LA CHAMBRE INTERDITE
Une bizarrerie réjouissante, bourrée d'aventures
« La chambre interdite » est une expérience multiforme, à la fois dans la manière dont le film a été tourné, mais aussi dans les différentes extensions qui s'offrent au spectateur, sur le web. Souhait faire revivre des films inaboutis ou détruits par la production, l'auteur nous livre un patchwork d'histoires, imbriquées les unes dans les autres, à la manières de « rêves » ou de récits de personnages d'apparence secondaires. Véritable étonnement de chaque instant, ce long métrage est en fait la résultante d'un étrange processus artistique proposé par l'auteur de « The saddest music in the world » et « Des trous dans la tête », impliquant le Centre Georges Pompidou de Paris et le Centre Phi de Montréal.
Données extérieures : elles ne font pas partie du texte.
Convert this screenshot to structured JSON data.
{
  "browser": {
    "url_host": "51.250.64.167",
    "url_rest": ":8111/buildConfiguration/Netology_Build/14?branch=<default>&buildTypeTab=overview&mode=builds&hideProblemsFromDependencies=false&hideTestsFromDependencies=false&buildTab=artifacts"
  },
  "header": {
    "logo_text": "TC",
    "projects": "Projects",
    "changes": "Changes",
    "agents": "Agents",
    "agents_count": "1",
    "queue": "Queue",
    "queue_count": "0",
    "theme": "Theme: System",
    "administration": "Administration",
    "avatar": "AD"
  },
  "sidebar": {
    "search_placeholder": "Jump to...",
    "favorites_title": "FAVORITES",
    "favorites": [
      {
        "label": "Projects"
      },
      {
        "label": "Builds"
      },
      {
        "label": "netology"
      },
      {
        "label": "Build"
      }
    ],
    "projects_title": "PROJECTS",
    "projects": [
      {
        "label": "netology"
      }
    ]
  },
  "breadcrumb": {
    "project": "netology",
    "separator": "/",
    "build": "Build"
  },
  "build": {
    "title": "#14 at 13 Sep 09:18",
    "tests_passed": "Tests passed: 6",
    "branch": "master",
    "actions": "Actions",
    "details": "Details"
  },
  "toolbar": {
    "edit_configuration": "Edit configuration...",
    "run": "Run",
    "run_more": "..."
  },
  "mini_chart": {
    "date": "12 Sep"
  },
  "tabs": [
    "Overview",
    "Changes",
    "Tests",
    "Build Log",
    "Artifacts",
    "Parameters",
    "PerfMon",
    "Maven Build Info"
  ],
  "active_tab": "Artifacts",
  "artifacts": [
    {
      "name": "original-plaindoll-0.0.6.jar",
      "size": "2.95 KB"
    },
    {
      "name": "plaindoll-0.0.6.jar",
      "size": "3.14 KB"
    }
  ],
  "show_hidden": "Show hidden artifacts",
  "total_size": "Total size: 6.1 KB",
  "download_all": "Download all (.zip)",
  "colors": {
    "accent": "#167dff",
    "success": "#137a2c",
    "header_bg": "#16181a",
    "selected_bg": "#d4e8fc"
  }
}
Dans chacun de ces lieux, il a proposé à des acteurs, de se retrouver pour une journée de tournage débutant par une séance de spiritisme invoquant le film disparu, et supposant amener les acteurs en transe à jouer devant une équipe filmant et jouant sur les lumières. Sont ainsi nés 29 courts-métrages qui s'imbriquent avec fluidité dans cette grande histoire, livrant cet étrange long-métrage, aux allures nostalgiques des films d'aventures des débuts du cinéma parlant. Sur le web, les spectateurs curieux peuvent, en choisissant quelques éléments (un mot, un son, une image...), se voir proposée une séance spécifique, où s'imbriquent diverses histoires.
Tourné en numérique, l'aspect vieilli du film est dû à la saturation de certaines couleurs de l'image et à la multiplication des accrocs dans la « pellicule ». Les amateurs des vieux King Kong, ou autres films d'aventures exotiques ou fantastiques, trouveront donc ici leur compte, à condition d'accepter le principe d'interruption soudaine de certaines histoires. La présentation des nouveaux personnages (et des acteurs concernés), et les univers musicaux et visuels bien identifiables, sont assez utile pour ne pas se perdre.
N'hésitant pas à jouer l'anachronisme (la chanson new age sur l'obsession du « derrière ») ou l'absurde (les deux frères asiatiques joués par un caucasien et un latino...), ou l'humour souvent sexué (la visite dans le bassin d'une radiographie de squelette, le phonogramme qui remplace le père mort, la manière de dormir « ensemble » dans la grotte, les absurdes défis lancés...), Guy Maddin réussit à surprendre à chaque histoire. Qu'il s'agisse du « rêve de la moustache », de l'histoire des offrandes à Vulcan, du conte romantique sur les os réparés puis recassés, ou d'Aswang, le vampire de la jungle, « La chambre interdite » s'avère autant un plaisir complexe pour les yeux, qu'un délice pour l'esprit aventureux.